STAFF at the Wee County's HMP Glenochil could go on strike for the first time in seven years if they vote to join colleagues across Scotland.

The Prison Officers' Association Scotland last Friday, May 10, unanimously voted to ballot for industrial action over a "long-standing" dispute with employers, involving terms and conditions as well as pay.

Issues with overcrowding at Scottish prisons as well as increasing violence were said to be "a factor" that affects the "mood and atmosphere" as well as the "level of frustration amongst the membership" of the trade union, according to association chairman Phil Fairlie.

Mr Fairlie, a former Wee County councillor, wanted to make clear the industrial action is about salaries.

He told the Advertiser "Prison officers have been subject to public sector pay, which has been governed by austerity measures for the last decade.

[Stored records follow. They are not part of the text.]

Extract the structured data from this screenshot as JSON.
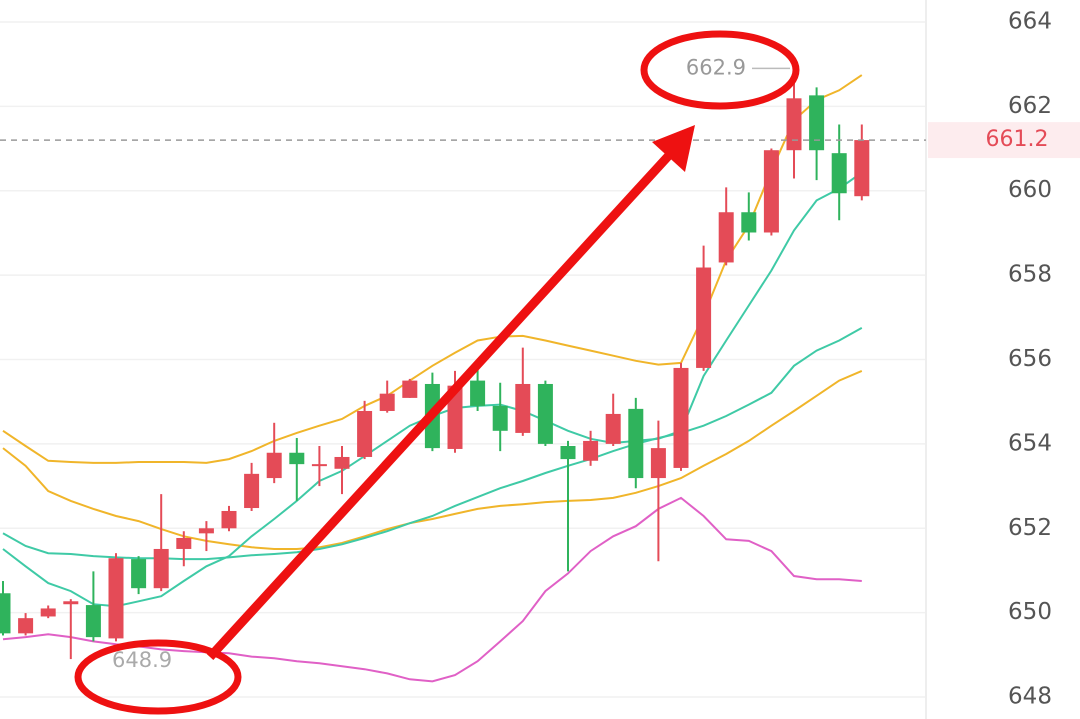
{
  "chart_data": {
    "type": "candlestick",
    "categories": [
      null,
      null,
      null,
      null,
      null,
      null,
      null,
      null,
      null,
      null,
      null,
      null,
      null,
      null,
      null,
      null,
      null,
      null,
      null,
      null,
      null,
      null,
      null,
      null,
      null,
      null,
      null,
      null,
      null,
      null,
      null,
      null,
      null,
      null,
      null,
      null,
      null,
      null,
      null
    ],
    "open": [
      650.46,
      649.51,
      649.91,
      650.2,
      650.18,
      649.39,
      651.27,
      650.58,
      651.51,
      651.88,
      652.0,
      652.48,
      653.19,
      653.79,
      653.48,
      653.41,
      653.69,
      654.78,
      655.09,
      655.42,
      653.88,
      655.5,
      654.9,
      654.26,
      655.42,
      653.95,
      653.6,
      654.0,
      654.83,
      653.19,
      653.43,
      655.8,
      658.3,
      659.49,
      659.01,
      660.96,
      662.26,
      660.89,
      659.87
    ],
    "high": [
      650.75,
      649.99,
      650.17,
      650.32,
      650.98,
      651.41,
      651.34,
      652.81,
      651.93,
      652.17,
      652.53,
      653.55,
      654.5,
      654.14,
      653.95,
      653.95,
      655.02,
      655.5,
      655.54,
      655.69,
      655.73,
      655.97,
      655.45,
      656.28,
      655.5,
      654.07,
      654.31,
      655.19,
      655.09,
      654.55,
      655.92,
      658.7,
      660.08,
      659.96,
      661.0,
      662.9,
      662.45,
      661.57,
      661.57
    ],
    "low": [
      649.46,
      649.46,
      649.87,
      648.9,
      649.32,
      649.32,
      650.44,
      650.51,
      651.1,
      651.46,
      651.93,
      652.41,
      653.07,
      652.65,
      653.0,
      652.81,
      653.64,
      654.74,
      655.09,
      653.83,
      653.79,
      654.78,
      653.83,
      654.19,
      653.95,
      650.98,
      653.48,
      653.95,
      652.95,
      651.22,
      653.36,
      655.73,
      658.23,
      658.82,
      658.94,
      660.29,
      660.25,
      659.3,
      659.77
    ],
    "close": [
      649.51,
      649.87,
      650.1,
      650.27,
      649.42,
      651.29,
      650.58,
      651.51,
      651.77,
      652.0,
      652.41,
      653.29,
      653.79,
      653.52,
      653.52,
      653.69,
      654.78,
      655.19,
      655.5,
      653.9,
      655.38,
      654.9,
      654.31,
      655.42,
      654.0,
      653.64,
      654.07,
      654.71,
      653.19,
      653.9,
      655.8,
      658.18,
      659.49,
      659.01,
      660.96,
      662.19,
      660.96,
      659.94,
      661.2
    ],
    "up_color": "#e44b57",
    "down_color": "#2fb35c",
    "lines": [
      {
        "color": "#f0b52a",
        "values": [
          654.31,
          653.95,
          653.6,
          653.57,
          653.55,
          653.55,
          653.57,
          653.57,
          653.57,
          653.55,
          653.64,
          653.83,
          654.07,
          654.26,
          654.43,
          654.59,
          654.9,
          655.14,
          655.5,
          655.85,
          656.16,
          656.45,
          656.54,
          656.56,
          656.45,
          656.33,
          656.21,
          656.09,
          655.97,
          655.88,
          655.92,
          657.04,
          658.35,
          659.18,
          660.48,
          661.67,
          662.15,
          662.38,
          662.74
        ]
      },
      {
        "color": "#f0b52a",
        "values": [
          653.9,
          653.48,
          652.88,
          652.65,
          652.46,
          652.29,
          652.17,
          651.98,
          651.81,
          651.7,
          651.62,
          651.55,
          651.51,
          651.51,
          651.55,
          651.65,
          651.81,
          651.98,
          652.12,
          652.22,
          652.34,
          652.46,
          652.53,
          652.57,
          652.62,
          652.65,
          652.67,
          652.72,
          652.84,
          653.0,
          653.19,
          653.48,
          653.76,
          654.07,
          654.43,
          654.78,
          655.14,
          655.5,
          655.73
        ]
      },
      {
        "color": "#3fcaa6",
        "values": [
          651.88,
          651.58,
          651.41,
          651.39,
          651.34,
          651.31,
          651.29,
          651.29,
          651.27,
          651.27,
          651.31,
          651.36,
          651.39,
          651.43,
          651.51,
          651.62,
          651.77,
          651.93,
          652.12,
          652.29,
          652.53,
          652.74,
          652.95,
          653.12,
          653.31,
          653.48,
          653.64,
          653.83,
          654.0,
          654.14,
          654.26,
          654.43,
          654.66,
          654.93,
          655.21,
          655.85,
          656.21,
          656.45,
          656.75
        ]
      },
      {
        "color": "#3fcaa6",
        "values": [
          651.51,
          651.1,
          650.7,
          650.51,
          650.2,
          650.15,
          650.27,
          650.39,
          650.75,
          651.1,
          651.34,
          651.81,
          652.22,
          652.65,
          653.12,
          653.36,
          653.71,
          654.07,
          654.43,
          654.66,
          654.85,
          654.9,
          654.93,
          654.78,
          654.55,
          654.31,
          654.12,
          654.02,
          654.07,
          654.12,
          654.31,
          655.61,
          656.45,
          657.28,
          658.11,
          659.06,
          659.77,
          660.05,
          660.43
        ]
      },
      {
        "color": "#e060c6",
        "values": [
          649.37,
          649.42,
          649.49,
          649.42,
          649.32,
          649.25,
          649.2,
          649.13,
          649.09,
          649.06,
          649.04,
          648.96,
          648.92,
          648.85,
          648.8,
          648.73,
          648.66,
          648.56,
          648.42,
          648.37,
          648.52,
          648.85,
          649.32,
          649.8,
          650.51,
          650.93,
          651.46,
          651.81,
          652.05,
          652.46,
          652.72,
          652.29,
          651.74,
          651.7,
          651.46,
          650.87,
          650.79,
          650.79,
          650.75
        ]
      }
    ],
    "ylim": [
      647.48,
      664.52
    ],
    "yticks": [
      648,
      650,
      652,
      654,
      656,
      658,
      660,
      662,
      664
    ],
    "grid": true,
    "current_price": 661.2,
    "high_marker": 662.9,
    "low_marker": 648.9
  }
}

"We have long since been arguing for a proper pay rise for prison officers and it's ever been forthcoming."

Delegates at last week's conference decided they will ask their branches whether members would like to go on strike over the issue, meaning nothing is set in stone yet.

However, Mr Fairlie – who used to represent Clackmannanshire Central, but stepped down partly to focus on his chairmanship in the trade union – reckons the mood among prison staff is pointing to one direction.

He said: "It's a foregone conclusion; membership will absolutely vote to go on strike if we can't make progress in the pay talks that are ongoing at the moment.

"The delegates from Glenochil prison were at the conference today and they voted alongside every other branch – every other prison in the country – to support the call for industrial action.

"I've been in the prison service coming up to 30 years and I've never know the morale to be as low as it is at the moment, and that includes staff inside Glenochil."